I am seeing the same thing - last night from I believe 64.50.236.52, and just now from 137.226.34.46. Like the other reporters, I get an install-amd64-minimal-20160428.iso with sha512sum 3c3532d8010004876f0a6e1f7b213604... instead of what the signed DIGESTS.asc says I should, d550010c85bf3be402ff8311ef7bdb210307d... So there is no install ISO available that is not likely corrupt and possibly maliciously replaced. It looks like no older install-amd-minimal ISOs persist on distfiles.gentoo.org. Can the mismatch be attributed to simple replication failure, in which case the bad version should be removed/replaced, or is this reason to believe that (at least) distfiles.gentoo.org has been compromised?
Same issue today with the install-amd64-minimal-20160602.iso from at least two mirrors.

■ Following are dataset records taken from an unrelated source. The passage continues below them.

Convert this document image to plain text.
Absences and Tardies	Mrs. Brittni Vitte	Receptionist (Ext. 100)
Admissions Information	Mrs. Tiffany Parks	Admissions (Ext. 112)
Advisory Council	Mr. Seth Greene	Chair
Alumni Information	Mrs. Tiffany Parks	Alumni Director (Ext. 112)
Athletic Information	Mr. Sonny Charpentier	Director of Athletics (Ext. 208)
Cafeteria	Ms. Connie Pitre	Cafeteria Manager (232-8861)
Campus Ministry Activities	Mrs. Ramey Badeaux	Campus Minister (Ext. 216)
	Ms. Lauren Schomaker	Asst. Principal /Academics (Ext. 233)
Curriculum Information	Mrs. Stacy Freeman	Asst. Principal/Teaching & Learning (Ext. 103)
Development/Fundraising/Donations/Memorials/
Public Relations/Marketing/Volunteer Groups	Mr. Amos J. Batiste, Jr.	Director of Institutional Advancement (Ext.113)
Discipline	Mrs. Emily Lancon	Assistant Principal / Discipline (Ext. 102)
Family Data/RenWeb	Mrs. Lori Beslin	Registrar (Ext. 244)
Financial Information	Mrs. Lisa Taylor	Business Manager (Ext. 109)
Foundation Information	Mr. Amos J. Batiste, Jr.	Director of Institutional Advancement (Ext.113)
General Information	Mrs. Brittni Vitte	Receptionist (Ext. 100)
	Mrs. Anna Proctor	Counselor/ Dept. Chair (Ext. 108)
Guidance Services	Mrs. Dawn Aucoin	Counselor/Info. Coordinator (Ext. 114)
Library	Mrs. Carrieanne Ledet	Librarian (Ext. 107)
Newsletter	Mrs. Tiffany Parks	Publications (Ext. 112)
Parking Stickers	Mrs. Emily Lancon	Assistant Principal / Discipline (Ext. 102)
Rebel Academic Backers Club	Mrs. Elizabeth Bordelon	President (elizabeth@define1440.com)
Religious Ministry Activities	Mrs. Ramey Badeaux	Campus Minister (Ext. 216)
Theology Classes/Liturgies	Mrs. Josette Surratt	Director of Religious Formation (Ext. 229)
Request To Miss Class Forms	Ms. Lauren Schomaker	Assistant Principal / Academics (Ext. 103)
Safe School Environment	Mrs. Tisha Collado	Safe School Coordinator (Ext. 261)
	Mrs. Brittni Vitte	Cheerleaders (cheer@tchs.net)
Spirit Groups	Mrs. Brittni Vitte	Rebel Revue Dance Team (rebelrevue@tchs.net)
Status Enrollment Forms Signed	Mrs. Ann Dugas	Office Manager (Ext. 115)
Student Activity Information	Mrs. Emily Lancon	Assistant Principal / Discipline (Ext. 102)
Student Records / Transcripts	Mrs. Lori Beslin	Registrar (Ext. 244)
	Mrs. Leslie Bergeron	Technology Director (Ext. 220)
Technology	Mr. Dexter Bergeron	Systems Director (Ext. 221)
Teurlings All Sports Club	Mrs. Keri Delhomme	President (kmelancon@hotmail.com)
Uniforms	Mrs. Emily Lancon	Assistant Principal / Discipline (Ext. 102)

DIGESTS file signature verified. Neither hashes matched the iso file.
For everybody else following this, I wrote & posted a tool, and did a write-up for the mirrors list about the issue: https://archives.gentoo.org/gentoo-mirrors/message/a9fbc7213f832e9918784bb8d334628b
I downloaded distfiles.gentoo.org/releases/amd64/autobuilds/20160630/install-amd64-minimal-20160630.iso and sha512 on it returns 4b42145ec083318a0e55c32f77d2ffd0b0f315343d41a8287d81fc807a9f043d5a9482e2355c29c479ffb0b39ba2e8e8c6abd610887cf8f4100437cf2e735b21. Unfortunately, install-amd64-minimal-20160630.iso.DIGESTS.asc says that the hash should be f04f987f5e94a1aa8c9ffc8a08c3bdbed0afd44f680342738d504b7149b9e6bbc49ee1fad851d7eef89103e43fefacaa57e6c7f768d164c3c4e77612e6847a35. Is there a way to get the non-defective file of install-amd64-minimal-20160630.iso, please?
*** Bug 588062 has been marked as a duplicate of this bug. ***
(In reply to Tadeus Prastowo from comment #8) > Is there a way to get the non-defective file of > install-amd64-minimal-20160630.iso, please? This should be resolved on my end again. Sorry for the issues.
Closing as fixed. Feel free to reopen / open a new bug if you hit this again.